The Center for Disease Control (CDC) recommends the following vaccines for travel to Peru. It is recommended that you obtain these vaccinations at least 4-6 weeks before your trip to allow time for immunizations to take effect.  Be sure to bring your immunization record to your first appointment.  All vaccinations should be recorded on an International Health Certificate (available from your doctor or government health department), and participants should bring the card with them.

For more information on staying healthy contact the CDC WEBPAGE

1. TETANUS AND DIPHTHERIA, spread by contact with contaminated dirt.  These potentially fatal diseases are found in undeveloped tropical areas and are difficult to treat. The tetanus vaccination is particularly important because Tetanus is contracted by exposure of cuts to dirt.  Minor cuts are a common occurrence during archaeological excavations, and, of course, archaeological excavations involve exposure to dirt.

2. HEPATITIS A or immune globulin (IG), spread by contaminated food, water, and food handlers who do not wash hands well.  This is a very common problem among travelers in the third world.  With good water and adequate sewage disposal in most industrialized countries since the 1940s, very few young adults have any natural immunity and should be protected.  Protection is through a new vaccine Havrix or the antibody gamma globulin.

3. HEPATITIS B, if you might be exposed to blood (for example, health-care workers), have sexual contact with the local population, stay longer than 6 months in the region, or be exposed through medical treatment.

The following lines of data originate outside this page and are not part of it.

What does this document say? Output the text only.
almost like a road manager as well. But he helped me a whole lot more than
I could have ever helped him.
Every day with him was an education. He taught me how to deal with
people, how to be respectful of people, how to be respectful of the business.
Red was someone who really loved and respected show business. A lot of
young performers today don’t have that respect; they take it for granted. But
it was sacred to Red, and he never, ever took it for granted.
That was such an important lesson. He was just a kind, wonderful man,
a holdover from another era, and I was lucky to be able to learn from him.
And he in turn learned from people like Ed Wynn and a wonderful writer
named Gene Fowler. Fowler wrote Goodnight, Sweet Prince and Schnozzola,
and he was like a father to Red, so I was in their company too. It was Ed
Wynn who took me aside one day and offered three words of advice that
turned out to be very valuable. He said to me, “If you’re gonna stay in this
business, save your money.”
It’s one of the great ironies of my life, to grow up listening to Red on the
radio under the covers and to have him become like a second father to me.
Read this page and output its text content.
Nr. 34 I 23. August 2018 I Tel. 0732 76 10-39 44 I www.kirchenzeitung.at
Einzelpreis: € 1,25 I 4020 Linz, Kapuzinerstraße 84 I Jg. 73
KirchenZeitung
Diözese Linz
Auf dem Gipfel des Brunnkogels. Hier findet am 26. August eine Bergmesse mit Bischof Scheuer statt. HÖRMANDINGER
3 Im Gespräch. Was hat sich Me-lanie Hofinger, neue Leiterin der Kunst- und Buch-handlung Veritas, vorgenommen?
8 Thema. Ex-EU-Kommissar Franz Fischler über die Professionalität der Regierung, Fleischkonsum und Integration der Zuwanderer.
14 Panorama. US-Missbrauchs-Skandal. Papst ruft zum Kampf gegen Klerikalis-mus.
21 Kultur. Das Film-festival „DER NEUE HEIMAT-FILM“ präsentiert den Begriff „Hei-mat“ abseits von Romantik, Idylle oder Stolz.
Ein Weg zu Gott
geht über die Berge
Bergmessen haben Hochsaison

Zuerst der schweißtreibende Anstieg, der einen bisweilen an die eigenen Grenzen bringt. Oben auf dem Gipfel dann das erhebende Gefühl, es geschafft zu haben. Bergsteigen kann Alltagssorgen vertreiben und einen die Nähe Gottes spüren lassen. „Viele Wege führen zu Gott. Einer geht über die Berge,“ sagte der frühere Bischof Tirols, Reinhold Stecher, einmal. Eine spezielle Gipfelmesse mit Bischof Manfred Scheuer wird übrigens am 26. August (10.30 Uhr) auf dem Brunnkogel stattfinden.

4. TYPHOID, spread by contaminated food or water, particularly if you plan to visit rural areas or stay longer than 6 weeks.  Although the vaccination is not totally effective, it is one of the most dangerous infections, so every available precaution should be taken.

5. YELLOW FEVER, you will need this only if you are traveling to the Amazon basin before or after the field school.  There is no medical treatment for this disease other than bed rest, keeping the fever down, and avoiding dehydration.  This disease is generally not found on the coast of Peru; however, if you are planning on traveling to the Amazon basin in Peru, this vaccination is important. 

Non-UNC-CH Students

    Contact your local student health services or your private doctor. If your private doctor does not have the following vaccinations on hand, they may be able refer you to local travel clinics. Your local study abroad programs may also be a good resource on travel clinics in your area.
On Campus for UNC Students Resource:
These vaccines are available at the Internationa Travel Clinic here at Student Health.  A travel consultation costs $25 and is required before receiving these vaccines. 
Off Campus Resources:
Another health office specializing in travel/immunizations is Concentra Medical Center, 5400 S. Miami Blvd., about ¼ mile south off I-40 in the Research Triangle area, exit Miami Blvd.  A visit fee costs $10.  Contact Darlene Hill, Coordinator of Travel at (919) 941-1911, extension 870 OR call 800-633-5467 for information, advice and appointments.

You can also go to your own doctor for advice and immunizations.  Most health insurance plans cover the cost of immunizations.